HOW AN AUTOCOCKER WORKS
Now there are two basic parts to a cocker. First you have the firing action. When you first pull the trigger the sear will let go of the lug. The lug is the thing on the hammer. When you are adjusting the timing you adjust the lug. But when you pull the trigger the sear inside of the trigger lets go of the lug and the hammer hits the pin valve. Now in normal guns when the striker or hammer hits the pin valve it releases air out the back to cock the gun but a cocker doesn't do this. When the valve pin is struck it just lets air out the wholes which lead to the bolt. The hole in the bottom of your bolt is the whole that the air travels through. If you have the bolt upside down it won't shoot because the hole isn't lined up with the valve. It also important to have your back block a certain distance away fromt he body so the bolts hole is lined up with the valve. You want it about paper thin away from the body. But not too close or too far so that you can fit a peice of cardboard in it.
Let me say this again. The firing part of the cocker is just the sear letting go of the lug and the hammer hitting the valve pin opening the valve letting air into the bolt firing the gun. Now if you fire the gun then it needs to recock. Thats where the pneumatics come in to play.
After the gun fires the timing rod will be pulled (with sliding triggers) or pushed (pivot triggers) so that the 3 way will reverse letting air into the ram pushing it back causeing the back block to move back. I say reverse because when the gun is gased up and just sitting there the 3 way is open just the other way so the back block is sucked to the gun. The air is keeping pressure on one side of ram keeping it back. When you pull the trigger the 3 way operates like a valve. Now when the timing rod moves it moves the o-rings inside from blocking some of the 3 holes in the 3 way to others so the air reverses and it pushes the pump arm back pushing the back block back. Notice if you hold down the trigger the back block stays back. This is because there is air running into the ram still. It doesn't go forward until you reverse the air flow in the 3 way.

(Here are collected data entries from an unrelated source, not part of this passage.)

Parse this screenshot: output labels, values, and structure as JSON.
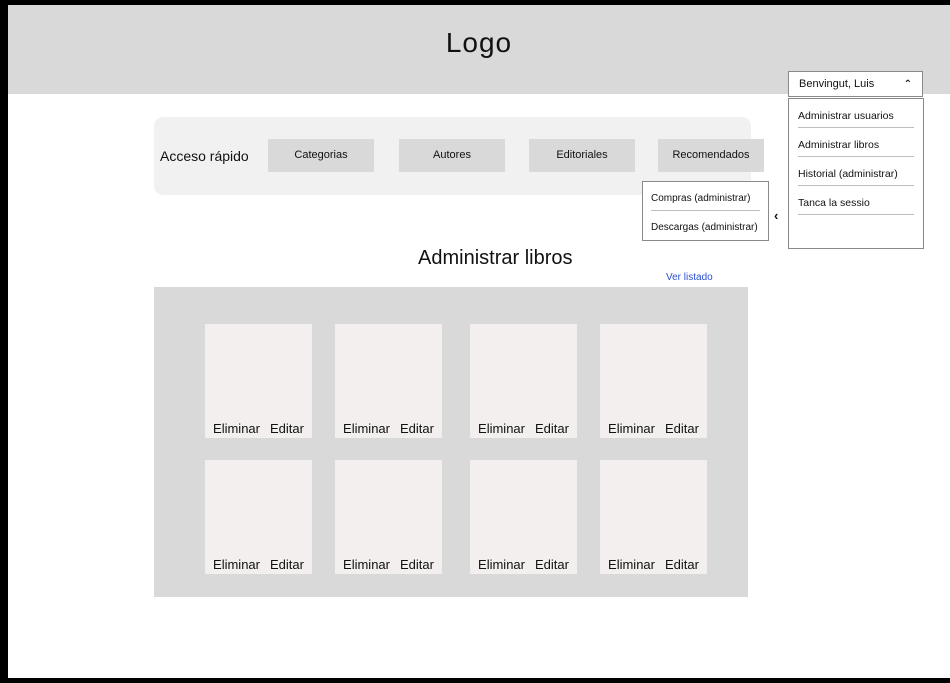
{
  "header": {
    "logo": "Logo"
  },
  "account": {
    "greeting": "Benvingut, Luis",
    "menu": [
      "Administrar usuarios",
      "Administrar libros",
      "Historial (administrar)",
      "Tanca la sessio"
    ]
  },
  "quick_access": {
    "label": "Acceso rápido",
    "buttons": [
      "Categorias",
      "Autores",
      "Editoriales",
      "Recomendados"
    ],
    "submenu": [
      "Compras (administrar)",
      "Descargas (administrar)"
    ]
  },
  "main": {
    "title": "Administrar libros",
    "view_list": "Ver listado",
    "cards": [
      {
        "delete": "Eliminar",
        "edit": "Editar"
      },
      {
        "delete": "Eliminar",
        "edit": "Editar"
      },
      {
        "delete": "Eliminar",
        "edit": "Editar"
      },
      {
        "delete": "Eliminar",
        "edit": "Editar"
      },
      {
        "delete": "Eliminar",
        "edit": "Editar"
      },
      {
        "delete": "Eliminar",
        "edit": "Editar"
      },
      {
        "delete": "Eliminar",
        "edit": "Editar"
      },
      {
        "delete": "Eliminar",
        "edit": "Editar"
      }
    ]
  }
}
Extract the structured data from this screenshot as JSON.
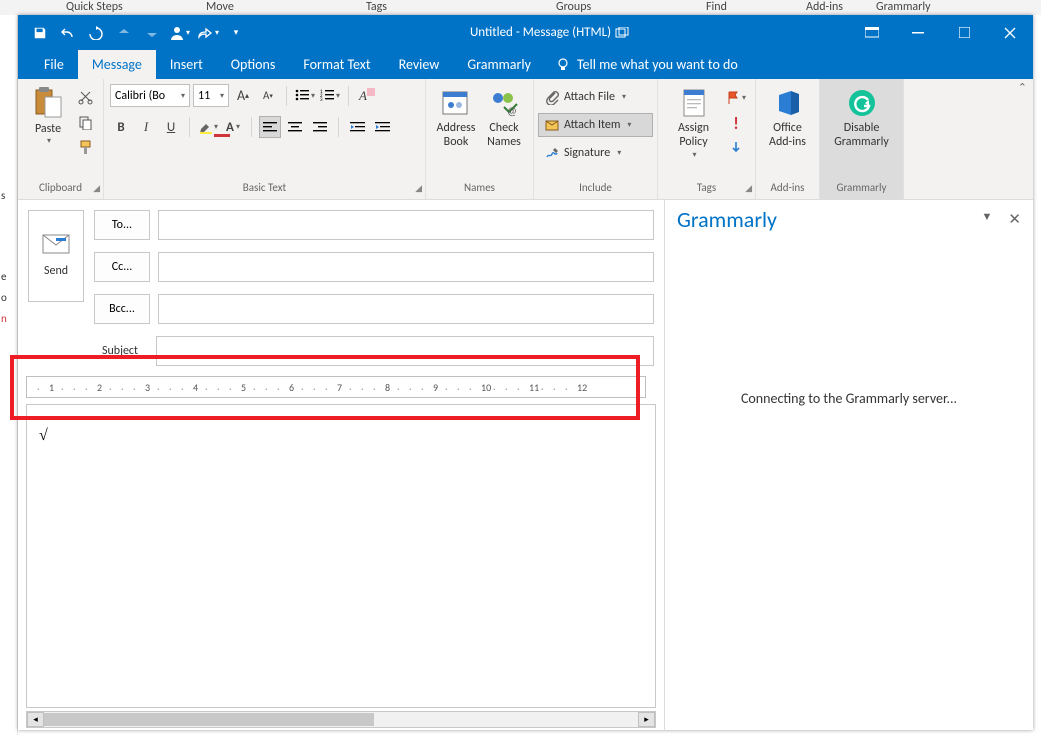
{
  "bg_groups": [
    "Quick Steps",
    "Move",
    "Tags",
    "Groups",
    "Find",
    "Add-ins",
    "Grammarly"
  ],
  "title": "Untitled  -  Message (HTML)",
  "tabs": {
    "file": "File",
    "message": "Message",
    "insert": "Insert",
    "options": "Options",
    "format": "Format Text",
    "review": "Review",
    "grammarly": "Grammarly",
    "tellme": "Tell me what you want to do"
  },
  "clipboard": {
    "paste": "Paste",
    "label": "Clipboard"
  },
  "basictext": {
    "fontname": "Calibri (Bo",
    "fontsize": "11",
    "label": "Basic Text"
  },
  "names": {
    "address": "Address Book",
    "check": "Check Names",
    "label": "Names"
  },
  "include": {
    "attach_file": "Attach File",
    "attach_item": "Attach Item",
    "signature": "Signature",
    "label": "Include"
  },
  "tags": {
    "assign": "Assign Policy",
    "label": "Tags"
  },
  "addins": {
    "office": "Office Add-ins",
    "label": "Add-ins"
  },
  "grammarlygrp": {
    "disable": "Disable Grammarly",
    "label": "Grammarly"
  },
  "compose": {
    "send": "Send",
    "to": "To...",
    "cc": "Cc...",
    "bcc": "Bcc...",
    "subject": "Subject"
  },
  "ruler_marks": [
    "1",
    "2",
    "3",
    "4",
    "5",
    "6",
    "7",
    "8",
    "9",
    "10",
    "11",
    "12"
  ],
  "panel": {
    "title": "Grammarly",
    "status": "Connecting to the Grammarly server..."
  }
}
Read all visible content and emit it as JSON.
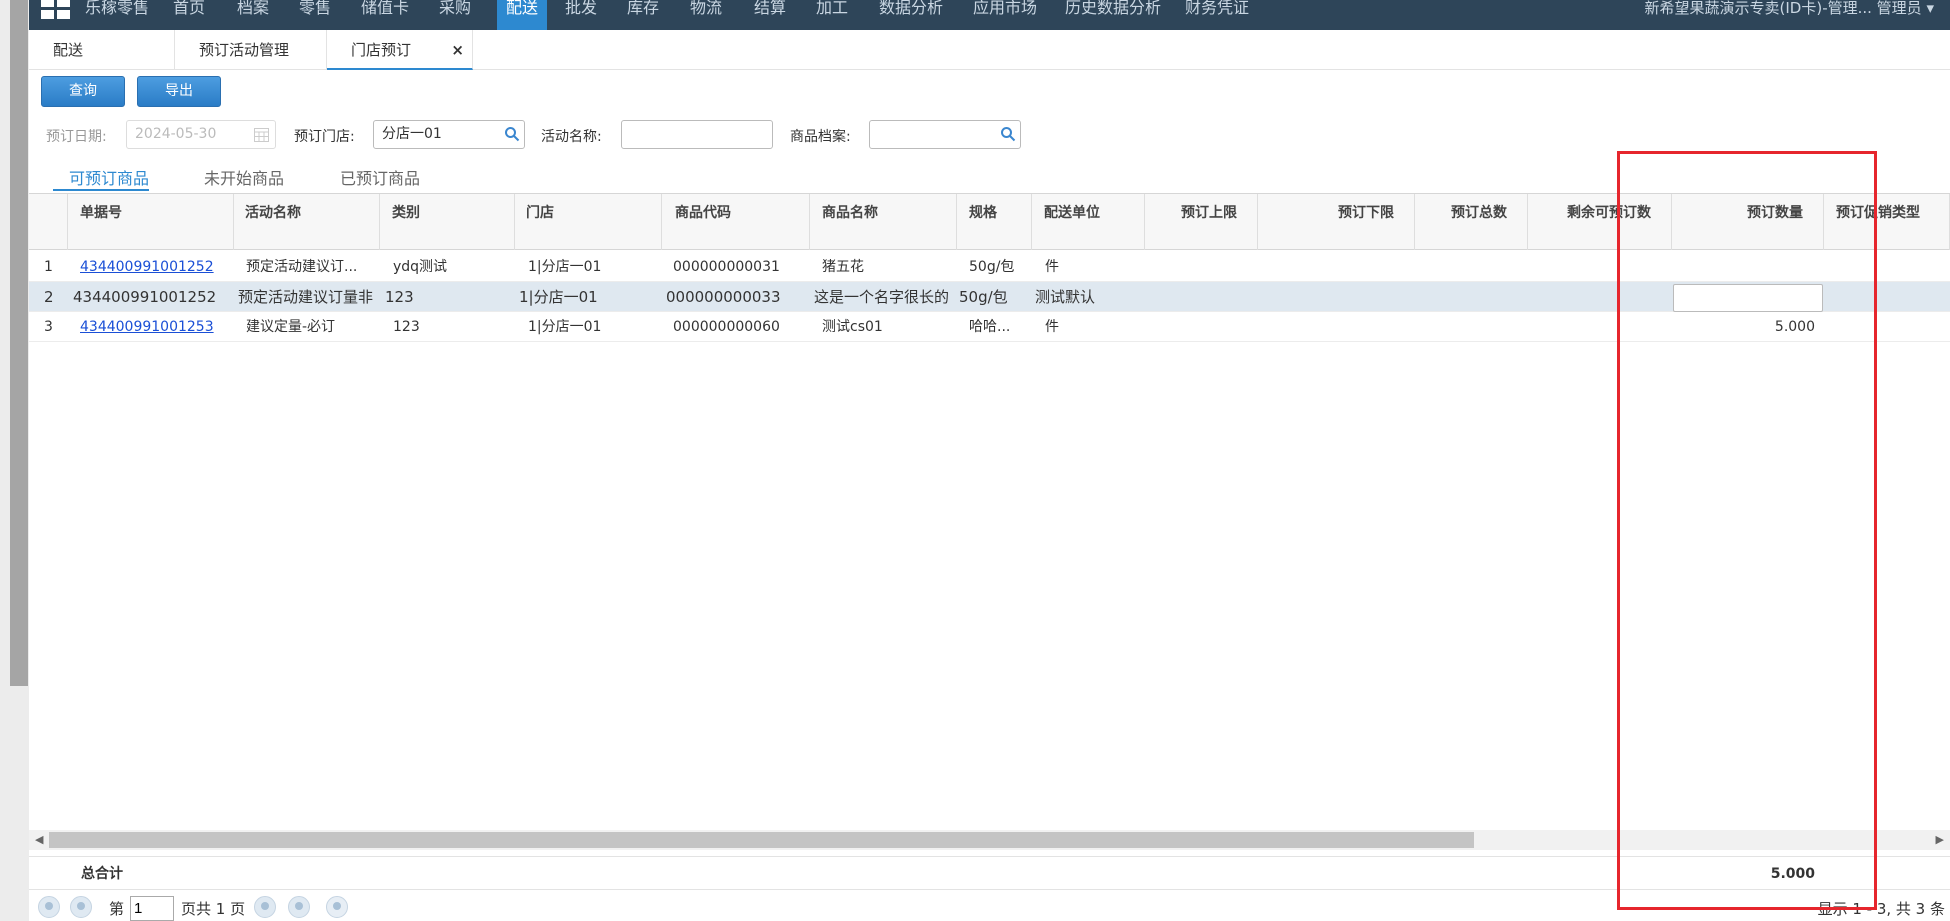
{
  "topnav": {
    "items": [
      "乐稼零售",
      "首页",
      "档案",
      "零售",
      "储值卡",
      "采购",
      "配送",
      "批发",
      "库存",
      "物流",
      "结算",
      "加工",
      "数据分析",
      "应用市场",
      "历史数据分析",
      "财务凭证"
    ],
    "active_index": 6,
    "user": "新希望果蔬演示专卖(ID卡)-管理...  管理员"
  },
  "tabs": [
    {
      "label": "配送"
    },
    {
      "label": "预订活动管理"
    },
    {
      "label": "门店预订",
      "close": "×"
    }
  ],
  "toolbar": {
    "query_label": "查询",
    "export_label": "导出"
  },
  "filters": {
    "date_label": "预订日期:",
    "date_value": "2024-05-30",
    "store_label": "预订门店:",
    "store_value": "分店一01",
    "activity_label": "活动名称:",
    "activity_value": "",
    "product_label": "商品档案:",
    "product_value": ""
  },
  "subtabs": [
    "可预订商品",
    "未开始商品",
    "已预订商品"
  ],
  "table": {
    "headers": [
      "单据号",
      "活动名称",
      "类别",
      "门店",
      "商品代码",
      "商品名称",
      "规格",
      "配送单位",
      "预订上限",
      "预订下限",
      "预订总数",
      "剩余可预订数",
      "预订数量",
      "预订促销类型"
    ],
    "rows": [
      {
        "num": "1",
        "doc": "434400991001252",
        "activity": "预定活动建议订...",
        "category": "ydq测试",
        "store": "1|分店一01",
        "code": "000000000031",
        "name": "猪五花",
        "spec": "50g/包",
        "unit": "件",
        "qty": ""
      },
      {
        "num": "2",
        "doc": "434400991001252",
        "activity": "预定活动建议订量非",
        "category": "123",
        "store": "1|分店一01",
        "code": "000000000033",
        "name": "这是一个名字很长的",
        "spec": "50g/包",
        "unit": "测试默认",
        "qty": ""
      },
      {
        "num": "3",
        "doc": "434400991001253",
        "activity": "建议定量-必订",
        "category": "123",
        "store": "1|分店一01",
        "code": "000000000060",
        "name": "测试cs01",
        "spec": "哈哈...",
        "unit": "件",
        "qty": "5.000"
      }
    ]
  },
  "totals": {
    "label": "总合计",
    "qty": "5.000"
  },
  "pager": {
    "page_prefix": "第",
    "page_value": "1",
    "page_suffix": "页共 1 页",
    "summary": "显示 1 - 3,  共 3 条"
  },
  "colors": {
    "nav_bg": "#2e4559",
    "accent": "#2d89d0",
    "highlight": "#e6262d",
    "link": "#1a4fd6"
  }
}
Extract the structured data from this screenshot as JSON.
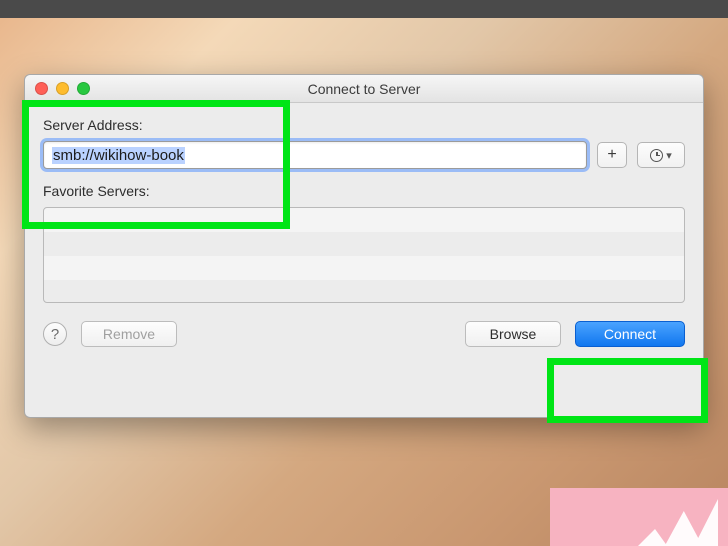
{
  "window": {
    "title": "Connect to Server"
  },
  "labels": {
    "server_address": "Server Address:",
    "favorite_servers": "Favorite Servers:"
  },
  "input": {
    "server_address_value": "smb://wikihow-book"
  },
  "buttons": {
    "add": "+",
    "help": "?",
    "remove": "Remove",
    "browse": "Browse",
    "connect": "Connect"
  },
  "colors": {
    "highlight": "#00e516",
    "primary": "#1177ef"
  }
}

Now when you let go of the trigger the 3 way reverses the air so it pushes it forward. Now the sear is in place alos because you let go of the trigger. The cocking rod is connected to the hammer and the hammer has the lug in it. So when the back block pulls the cocking rod back its pulling the hammer back and the lug is now behind the sear. So when the trigger is let go the sear catches the lug and the process is started over again.
I have a diagram of this action in my Timing and Taking Apart an Autococker.